The International Day for the Eradication of Poverty is commemorated annually on 17 October and it aims to promote awareness of the need to eradicate poverty and destitution in all countries, particularly in developing countries. Its commemoration each year demonstrates how we can achieve greater participation by enabling young people from all walks of life to come together to respect the human rights and dignity of people living in poverty. Sadly, the COVID-19 pandemic is likely to have pushed between 143 and 163 million people into poverty in 2021.
In a world characterised by an unprecedented level of economic development, technological means and financial resources, that millions of persons are living in extreme poverty is a moral outrage. Poverty is not solely an economic issue, but rather a multidimensional phenomenon that encompasses a lack of both income and the basic capabilities to live in dignity. Persons living in poverty experience many interrelated and mutually reinforcing deprivations that prevent them from realising their rights and perpetuate their poverty, including: dangerous work conditions, unsafe housing, lack of nutritious food, unequal access to justice, lack of political power, and limited access to health care.
The World Food Day is celebrated on 16 October and it promotes global awareness and action for those who suffer from hunger and for the need to ensure healthy diets for all. This annual celebration raises awareness of the crucial need for successful agriculture policies that should be implemented by governments across the world in order to ensure ample food availability for everyone.
Every time we eat, we participate in the system. Hence, achieving Zero Hunger is not only about addressing hunger, but also nourishing people, while nurturing the planet. The theme of the World Food Day 2021 is “Our actions are our future: Better production, better nutrition, a better environment and a better life”. It calls for action across sectors to make healthy and sustainable diets affordable and accessible to everyone. At the same time, it calls on everyone to start making food systems more resilient and robust for everyone.
The International Day for Disaster Reduction is held annually on 13 October, and the day celebrates how people and communities around the world are reducing their exposure to disasters and raising awareness about the importance of reining in the risks that they face. This day was initiated on 1989, after a call by the United Nations’ General Assembly for a day to promote a global culture of risk awareness and disaster reduction.
Disaster reduction is the conception and practice of reducing disaster risks through efficient efforts to analyse and reduce the causal factors of disasters.
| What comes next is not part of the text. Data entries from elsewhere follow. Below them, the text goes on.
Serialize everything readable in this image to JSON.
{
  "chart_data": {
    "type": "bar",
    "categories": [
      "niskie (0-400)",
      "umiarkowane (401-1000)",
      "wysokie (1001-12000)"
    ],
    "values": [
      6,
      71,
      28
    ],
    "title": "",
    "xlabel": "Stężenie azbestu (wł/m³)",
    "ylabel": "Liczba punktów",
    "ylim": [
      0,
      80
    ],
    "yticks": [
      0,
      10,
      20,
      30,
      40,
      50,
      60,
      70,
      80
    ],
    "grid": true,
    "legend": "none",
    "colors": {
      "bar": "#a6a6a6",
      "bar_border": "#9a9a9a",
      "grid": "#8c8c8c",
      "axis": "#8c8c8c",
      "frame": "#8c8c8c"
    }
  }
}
Reducing exposure to hazards, lessening vulnerability of people and property, wise management of land and the environment, and improving preparedness and early warning for adverse events are all examples of disaster reduction.
Since 1992, the World Mental Health Day is observed annually on 10 October with the overall objective of raising awareness of mental health issues around the world and mobilising efforts in support of mental health. This day provides an opportunity for all stakeholders working on mental health issues to talk about their work, and what more needs to be done to make mental health care a reality for people worldwide. Given past experience of emergencies, it is expected that the need for mental health and psychosocial support will substantially increase in the coming months and years.
Every year one adult in four, along with one child in ten, will have a mental health issue. These conditions can profoundly affect literally millions of lives, affecting the capability of these individuals to make it through the day, to sustain relationships, and to maintain work. Due to the health, economic, and social issues, millions of people are facing mental health issues, and many of them are experiencing even greater social isolation than before.
This year the World Habitat Day falls on 4 October. In 1985 the United Nations designated the first Monday of October to commemorate the World Habitat Day. The idea is to reflect on the state of the towns and cities and the basic right of all to adequate shelter. It is also intended to remind the world of its collective responsibility for the future of the human habitat.
An estimated 1.8 billion people were already living in slums and informal settlements, inadequate housing or in homelessness in our cities worldwide before the pandemic began. Some 3 billion people lack basic hand-washing facilities. This means millions of people worldwide are more likely to experience poor health due to the absence of basic services and exposure to multiple socio-economic and environmental hazards.